I received the first message during a vacation to the Dominican Republic. My partner and I rented a condo at the beautiful Alsol Resort in Punta Cana. We spent time relaxing by the pool, partying with the local citizens at Carnaval, and attempting to navigate the country with our limited Spanish. Because much of Punta Cana caters to tourists, many of the restaurants lacked the authentic food that we craved. So we rented a car and drove to Santo Domingo where we enjoyed asopao de camarones, arroz con pollo, mofongo, and asopao de pollo. We also spent time on the beautiful beaches of Punta Cana, and it was during the trip to Juanillo Beach that I felt renewed. I am not a swimmer – partially because I nearly drowned as a teen when a cousin tried to teach me to swim at a family reunion (in 10 feet of water) and partially because salt water, chlorine water, etc. burns my contacts when I have tried to swim – but after relaxing for a while with my face to the sun, I ventured into the water. With splashes of miniature waves hitting my breasts, an energy consumed me that I can only describe as the feeling I had when I was first dipped in a baptismal pool as a teenager. I started to cry and speak – reciting random poetry, narrating lines to the beginning of the book I’ve been writing in my head for quite some time. There was a spirit of newness surrounding me.

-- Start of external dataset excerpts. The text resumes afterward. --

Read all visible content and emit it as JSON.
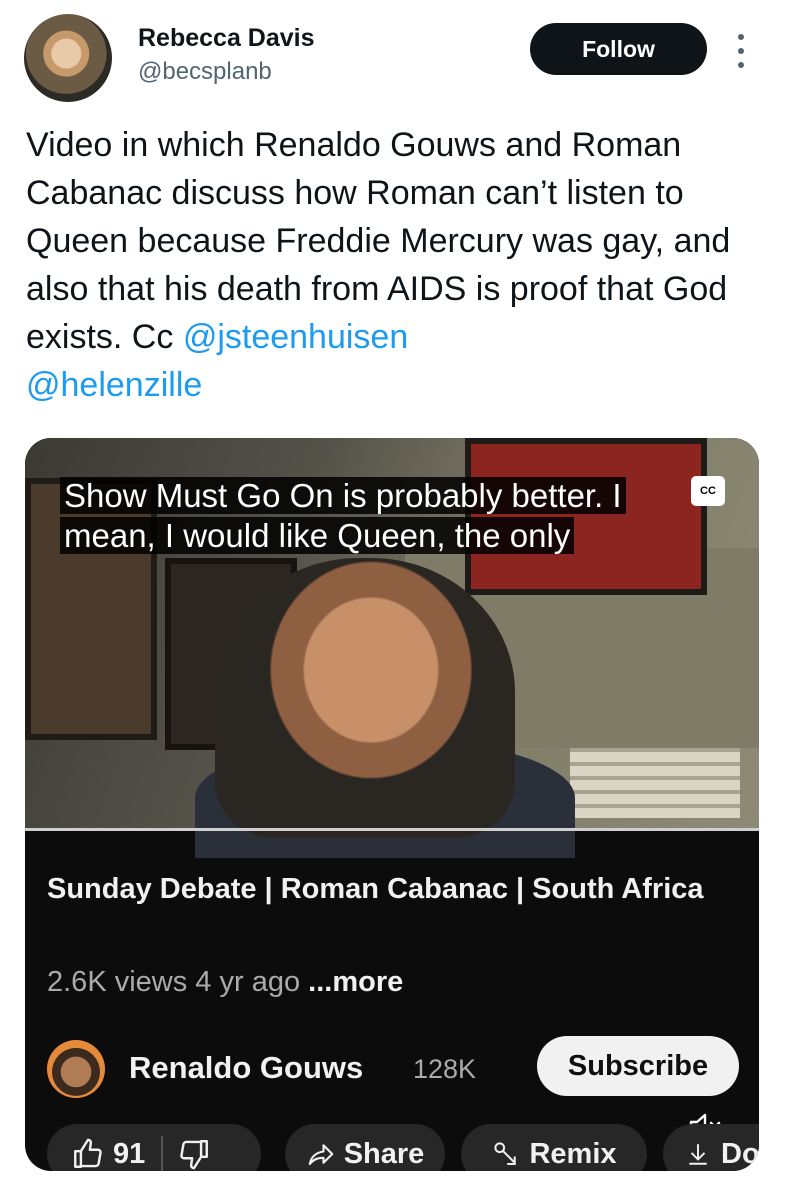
{
  "author": {
    "name": "Rebecca Davis",
    "handle": "@becsplanb",
    "follow_label": "Follow"
  },
  "tweet": {
    "text": "Video in which Renaldo Gouws and Roman Cabanac discuss how Roman can’t listen to Queen because Freddie Mercury was gay, and also that his death from AIDS is proof that God exists. Cc ",
    "mention1": "@jsteenhuisen",
    "mention2": "@helenzille"
  },
  "video": {
    "caption_line1": "Show Must Go On is probably better. I",
    "caption_line2": "mean, I would like Queen, the only",
    "cc_label": "CC",
    "title": "Sunday Debate | Roman Cabanac | South Africa",
    "views": "2.6K views",
    "age": "4 yr ago",
    "more_label": "...more",
    "channel_name": "Renaldo Gouws",
    "subscribers": "128K",
    "subscribe_label": "Subscribe",
    "like_count": "91",
    "share_label": "Share",
    "remix_label": "Remix",
    "download_label": "Do"
  },
  "icons": {
    "more": "more-dots-icon",
    "cc": "closed-captions-icon",
    "mute": "mute-icon",
    "like": "thumbs-up-icon",
    "dislike": "thumbs-down-icon",
    "share": "share-arrow-icon",
    "remix": "remix-icon",
    "download": "download-icon"
  }
}
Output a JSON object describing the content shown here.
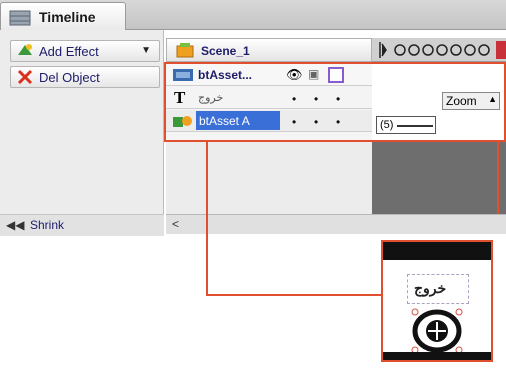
{
  "window": {
    "tab_title": "Timeline",
    "tab_icon": "timeline-icon"
  },
  "left_panel": {
    "add_effect": "Add Effect",
    "del_object": "Del Object",
    "shrink": "Shrink",
    "shrink_icon": "rewind-icon"
  },
  "scene": {
    "label": "Scene_1",
    "icon": "scene-icon"
  },
  "layers": [
    {
      "name": "btAsset...",
      "icon": "button-layer-icon"
    },
    {
      "name": "خروج",
      "icon": "text-layer-icon"
    },
    {
      "name": "btAsset A",
      "icon": "shape-layer-icon"
    }
  ],
  "timeline": {
    "zoom_label": "Zoom",
    "frame_value": "(5)"
  },
  "scroll": {
    "left_arrow": "<"
  },
  "preview": {
    "label": "خروج"
  },
  "colors": {
    "accent": "#e0502e",
    "selection": "#3b6fd8"
  }
}
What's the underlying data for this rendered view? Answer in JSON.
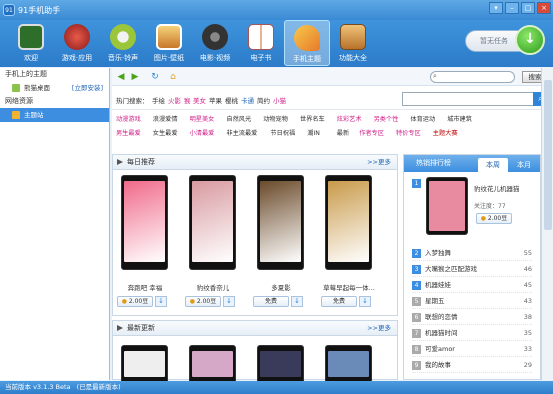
{
  "window": {
    "title": "91手机助手",
    "logo": "91"
  },
  "toolbar": {
    "items": [
      {
        "label": "欢迎",
        "icon": "phone-icon",
        "color": "#2c6e2a"
      },
      {
        "label": "游戏·应用",
        "icon": "games-icon",
        "color": "#c43b2a"
      },
      {
        "label": "音乐·铃声",
        "icon": "music-icon",
        "color": "#9cc63a"
      },
      {
        "label": "图片·壁纸",
        "icon": "picture-icon",
        "color": "#e8b04a"
      },
      {
        "label": "电影·视频",
        "icon": "film-icon",
        "color": "#444444"
      },
      {
        "label": "电子书",
        "icon": "book-icon",
        "color": "#c86a2a"
      },
      {
        "label": "手机主题",
        "icon": "theme-icon",
        "color": "#e8a83a"
      },
      {
        "label": "功能大全",
        "icon": "tools-icon",
        "color": "#d08a2a"
      }
    ],
    "task_label": "暂无任务"
  },
  "sidebar": {
    "section1": "手机上的主题",
    "item1": "熊猫桌面",
    "item1_link": "[立即安装]",
    "section2": "网络资源",
    "item2": "主题站"
  },
  "search": {
    "placeholder": "",
    "button": "搜索"
  },
  "hot": {
    "label": "热门搜索：",
    "words": [
      {
        "t": "手绘",
        "c": "#333"
      },
      {
        "t": "火影",
        "c": "#d0208a"
      },
      {
        "t": "猴",
        "c": "#d0208a"
      },
      {
        "t": "美女",
        "c": "#d0208a"
      },
      {
        "t": "苹果",
        "c": "#333"
      },
      {
        "t": "樱桃",
        "c": "#333"
      },
      {
        "t": "卡通",
        "c": "#1e64b6"
      },
      {
        "t": "简约",
        "c": "#333"
      },
      {
        "t": "小猫",
        "c": "#d0208a"
      }
    ]
  },
  "categories": {
    "row1": [
      {
        "t": "动漫游戏",
        "c": "#d0208a"
      },
      {
        "t": "浪漫爱情",
        "c": "#333"
      },
      {
        "t": "明星美女",
        "c": "#d0208a"
      },
      {
        "t": "自然风光",
        "c": "#333"
      },
      {
        "t": "动物宠物",
        "c": "#333"
      },
      {
        "t": "世界名车",
        "c": "#333"
      },
      {
        "t": "炫彩艺术",
        "c": "#d0208a"
      },
      {
        "t": "另类个性",
        "c": "#d0208a"
      },
      {
        "t": "体育运动",
        "c": "#333"
      },
      {
        "t": "城市建筑",
        "c": "#333"
      }
    ],
    "row2": [
      {
        "t": "男生最爱",
        "c": "#d0208a"
      },
      {
        "t": "女生最爱",
        "c": "#333"
      },
      {
        "t": "小清最爱",
        "c": "#d0208a"
      },
      {
        "t": "非主流最爱",
        "c": "#333"
      },
      {
        "t": "节日祝福",
        "c": "#333"
      },
      {
        "t": "潮IN",
        "c": "#333"
      },
      {
        "t": "最新",
        "c": "#333"
      },
      {
        "t": "作者专区",
        "c": "#d0208a"
      },
      {
        "t": "特价专区",
        "c": "#d0208a"
      },
      {
        "t": "主题大赛",
        "c": "#c00000"
      }
    ]
  },
  "daily": {
    "title": "每日推荐",
    "more": ">>更多",
    "items": [
      {
        "name": "奔跑吧 幸福",
        "price": "2.00豆",
        "free": false,
        "color": "#f06a8a"
      },
      {
        "name": "豹纹香奈儿",
        "price": "2.00豆",
        "free": false,
        "color": "#d89aa0"
      },
      {
        "name": "多夏影",
        "price": "免费",
        "free": true,
        "color": "#6a4a2a"
      },
      {
        "name": "草莓早起每一体...",
        "price": "免费",
        "free": true,
        "color": "#c89a4a"
      }
    ]
  },
  "latest": {
    "title": "最新更新",
    "more": ">>更多"
  },
  "rank": {
    "title": "热销排行榜",
    "tab_week": "本周",
    "tab_month": "本月",
    "top": {
      "name": "豹纹花儿机器猫",
      "follow": "关注度：77",
      "price": "2.00豆"
    },
    "rows": [
      {
        "n": "2",
        "t": "入梦独舞",
        "v": "55"
      },
      {
        "n": "3",
        "t": "大嘴猴之匹配游戏",
        "v": "46"
      },
      {
        "n": "4",
        "t": "机器娃娃",
        "v": "45"
      },
      {
        "n": "5",
        "t": "星期五",
        "v": "43"
      },
      {
        "n": "6",
        "t": "联想的恋情",
        "v": "38"
      },
      {
        "n": "7",
        "t": "机器猫时间",
        "v": "35"
      },
      {
        "n": "8",
        "t": "可爱amor",
        "v": "33"
      },
      {
        "n": "9",
        "t": "我的故事",
        "v": "29"
      }
    ]
  },
  "status": {
    "version": "当前版本  v3.1.3 Beta",
    "latest": "(已是最新版本)"
  }
}
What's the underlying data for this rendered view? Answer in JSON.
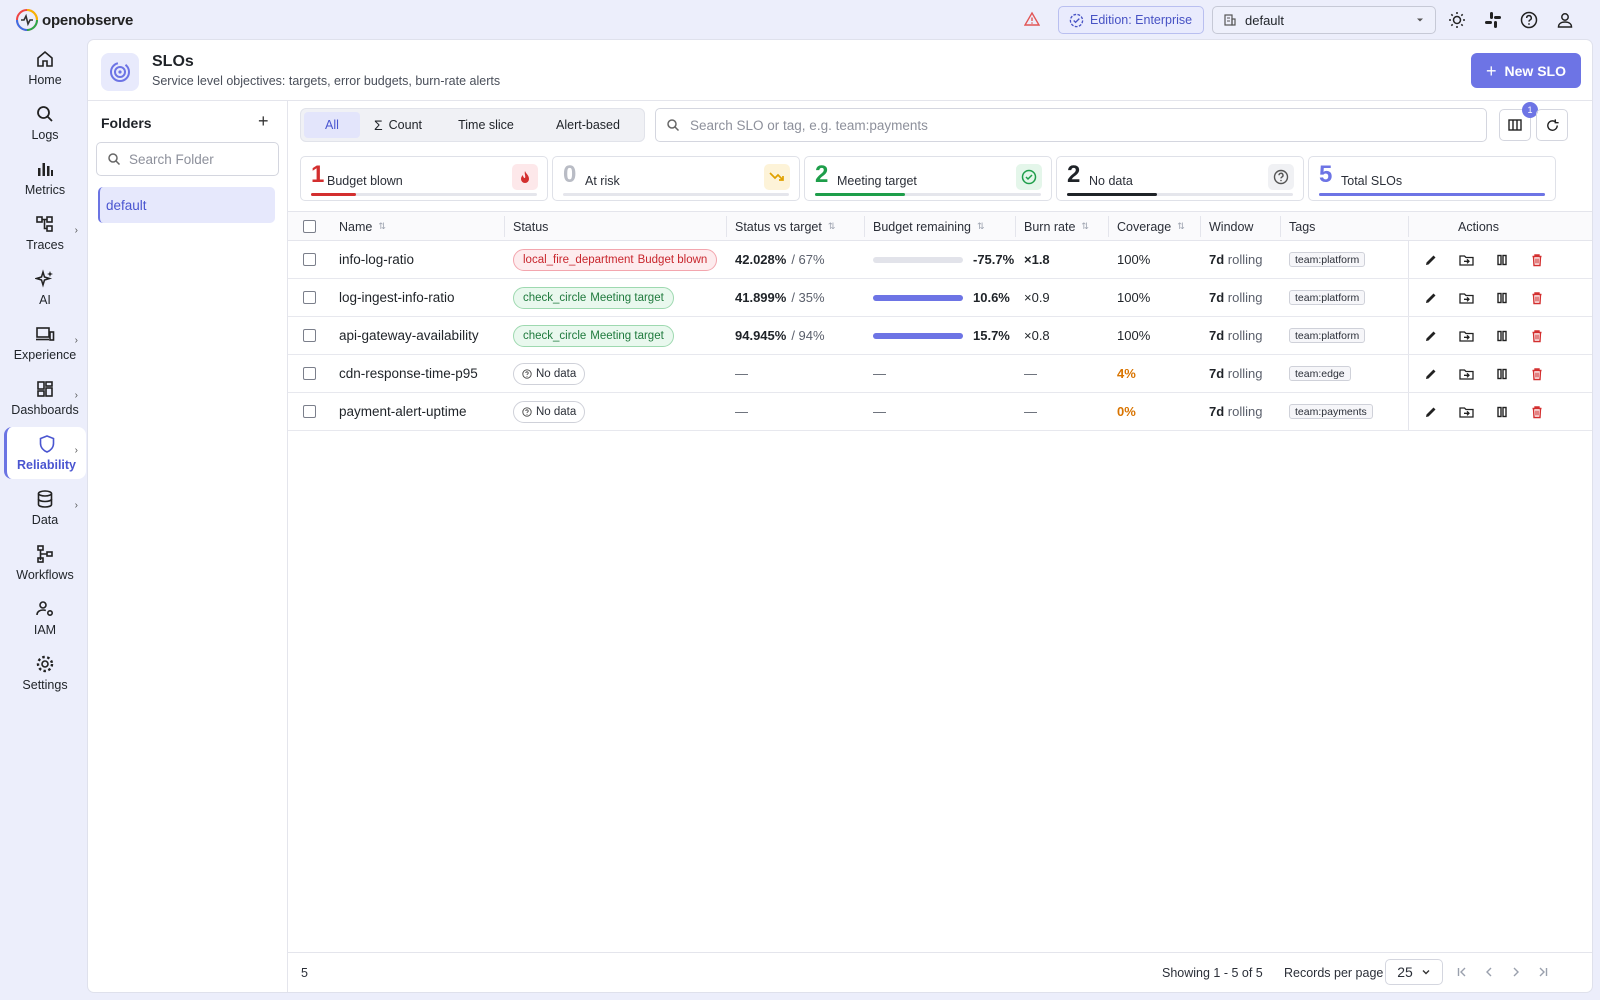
{
  "brand": {
    "name": "openobserve"
  },
  "topbar": {
    "edition": "Edition: Enterprise",
    "org": "default"
  },
  "nav": [
    {
      "label": "Home",
      "icon": "home-icon"
    },
    {
      "label": "Logs",
      "icon": "search-icon"
    },
    {
      "label": "Metrics",
      "icon": "bar-chart-icon"
    },
    {
      "label": "Traces",
      "icon": "traces-icon"
    },
    {
      "label": "AI",
      "icon": "sparkle-icon"
    },
    {
      "label": "Experience",
      "icon": "devices-icon"
    },
    {
      "label": "Dashboards",
      "icon": "dashboard-icon"
    },
    {
      "label": "Reliability",
      "icon": "shield-icon"
    },
    {
      "label": "Data",
      "icon": "database-icon"
    },
    {
      "label": "Workflows",
      "icon": "workflow-icon"
    },
    {
      "label": "IAM",
      "icon": "user-gear-icon"
    },
    {
      "label": "Settings",
      "icon": "gear-icon"
    }
  ],
  "page": {
    "title": "SLOs",
    "subtitle": "Service level objectives: targets, error budgets, burn-rate alerts",
    "new_button": "New SLO"
  },
  "folders": {
    "title": "Folders",
    "search_placeholder": "Search Folder",
    "items": [
      "default"
    ]
  },
  "filters": {
    "tabs": [
      "All",
      "Count",
      "Time slice",
      "Alert-based"
    ],
    "selected": "All",
    "search_placeholder": "Search SLO or tag, e.g. team:payments",
    "columns_badge": "1"
  },
  "summary": [
    {
      "count": "1",
      "label": "Budget blown",
      "fraction": 0.2,
      "color": "#d32f2f",
      "icon": "fire-icon"
    },
    {
      "count": "0",
      "label": "At risk",
      "fraction": 0,
      "color": "#e0a100",
      "icon": "trending-down-icon"
    },
    {
      "count": "2",
      "label": "Meeting target",
      "fraction": 0.4,
      "color": "#1e9e4a",
      "icon": "check-circle-icon"
    },
    {
      "count": "2",
      "label": "No data",
      "fraction": 0.4,
      "color": "#1f2328",
      "icon": "help-circle-icon"
    },
    {
      "count": "5",
      "label": "Total SLOs",
      "fraction": 1,
      "color": "#6d74e5",
      "icon": ""
    }
  ],
  "table": {
    "columns": [
      "Name",
      "Status",
      "Status vs target",
      "Budget remaining",
      "Burn rate",
      "Coverage",
      "Window",
      "Tags",
      "Actions"
    ],
    "rows": [
      {
        "name": "info-log-ratio",
        "status_icon": "local_fire_department",
        "status": "Budget blown",
        "kind": "blown",
        "actual": "42.028%",
        "target": "/ 67%",
        "budget": "-75.7%",
        "budget_fraction": 0,
        "burn": "×1.8",
        "coverage": "100%",
        "window_num": "7d",
        "window_txt": "rolling",
        "tag": "team:platform"
      },
      {
        "name": "log-ingest-info-ratio",
        "status_icon": "check_circle",
        "status": "Meeting target",
        "kind": "meet",
        "actual": "41.899%",
        "target": "/ 35%",
        "budget": "10.6%",
        "budget_fraction": 1,
        "burn": "×0.9",
        "coverage": "100%",
        "window_num": "7d",
        "window_txt": "rolling",
        "tag": "team:platform"
      },
      {
        "name": "api-gateway-availability",
        "status_icon": "check_circle",
        "status": "Meeting target",
        "kind": "meet",
        "actual": "94.945%",
        "target": "/ 94%",
        "budget": "15.7%",
        "budget_fraction": 1,
        "burn": "×0.8",
        "coverage": "100%",
        "window_num": "7d",
        "window_txt": "rolling",
        "tag": "team:platform"
      },
      {
        "name": "cdn-response-time-p95",
        "status_icon": "",
        "status": "No data",
        "kind": "nodata",
        "actual": "—",
        "target": "",
        "budget": "—",
        "budget_fraction": 0,
        "burn": "—",
        "coverage": "4%",
        "window_num": "7d",
        "window_txt": "rolling",
        "tag": "team:edge"
      },
      {
        "name": "payment-alert-uptime",
        "status_icon": "",
        "status": "No data",
        "kind": "nodata",
        "actual": "—",
        "target": "",
        "budget": "—",
        "budget_fraction": 0,
        "burn": "—",
        "coverage": "0%",
        "window_num": "7d",
        "window_txt": "rolling",
        "tag": "team:payments"
      }
    ]
  },
  "footer": {
    "count": "5",
    "showing": "Showing 1 - 5 of 5",
    "records_label": "Records per page",
    "records_value": "25"
  }
}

The second message came as I was researching information on substance abuse, and the phrase ‘self-silencing’ caught my attention. Self-silencing is a term used to describe people who suppress their feelings, thoughts, and needs…especially when doing so is an effort to protect others. For example, Flett, Besser, Hewitt, and Davis (2007) contended:
People high in self-silencing are self-sacrificing individuals who keep their distress to themselves in an attempt to maintain or improve interpersonal relationships. Their distress often takes the form of unexpressed anger (see Jack, 1999b, 2001). People high in self-silencing conceal their true feelings out of desires to maintain relationships and obtain the approval of significant others. (p. 1212)
Anger is not an emotion I experience often, but occasionally self-silencing leaves me disconnected and emotionally flat. Anger gives way to numbing indifference.
The third message came through Facebook. Scrolling through my timeline, I was stopped by a reposted blog on For Harriet’s page by Zakiya Brown. In the blog, Dancing to My Own Drum: How Embracing My Authentic Self Set Me Free, Brown wrote that the deaths of her mother and grandmother along with a move to a new state encouraged her desire to let her soul dance to music she selected. I identified with this post in so many ways. Although I have not encountered the losses that Brown has, I know the implications of faking good and dancing to music that doesn’t move my spirit.
For Black women, the intersection of self-silencing, self-sacrificing, and inauthentic living is a place of exhaustion where we become more susceptible to mental health issues. Yet, we view our strength as our defining characteristic, our badge of honor that masks any perceived weaknesses. We are Superwomen. This rationalization of the silent, sacrificial Superwoman makes being strong synonymous with quietly coping with hurdles that challenges our physical, emotional, and mental well-beings. [We are forever jumping hurdles.] Then as much as our resilience is our savior, it can also be our batterer. Finding the space to be resilient and vocal and authentic without being wholly sacrificial of ourselves can be a challenge. Lifelong internalization of using quiet strength while we mask our hurt takes great energy and support to unearth. But we have to engage in the process…
Bag lady you goin’ hurt your back/Draggin’ all ’em bags like that/I guess nobody ever told you/All you must hold on to/Is you, is you, is you… Each day has to be a process of putting down our bags and holding on to ourselves.
It is not that Black women have not been and are not strong; it is simply that this is only a part of our story, a dimension, just as the suffering is another dimension— one that has been most unnoticed and unattended to. —bell hooks, Talking Back
We must talk back, write back. So I receive the messages that the Universe sent me and will address them the only way that I know how – to write. For too long, I’ve been a writer…that doesn’t write. I narrate the stories in my head but refrain from putting them on paper, on screen because that makes them real. That makes me visible. And to borrow Brown’s contention, I would be Open. Raw. Authentic. And that’s a scary feeling. I always have been an introvert, satisfied fading into the background. But like I was told during a conversation on tenure and the academy, “You have to put yourself out there. Your name should come up in these conversations.” That, too, is a scary feeling. Yet, no matter how frightening being open, raw, and authentic can be, the only other option is to remain in this space of numbing indifference. To remain in this space where I literally canNOT breathe, move, grow. A place where I canNOT live or be free. I must Write.Me.Free.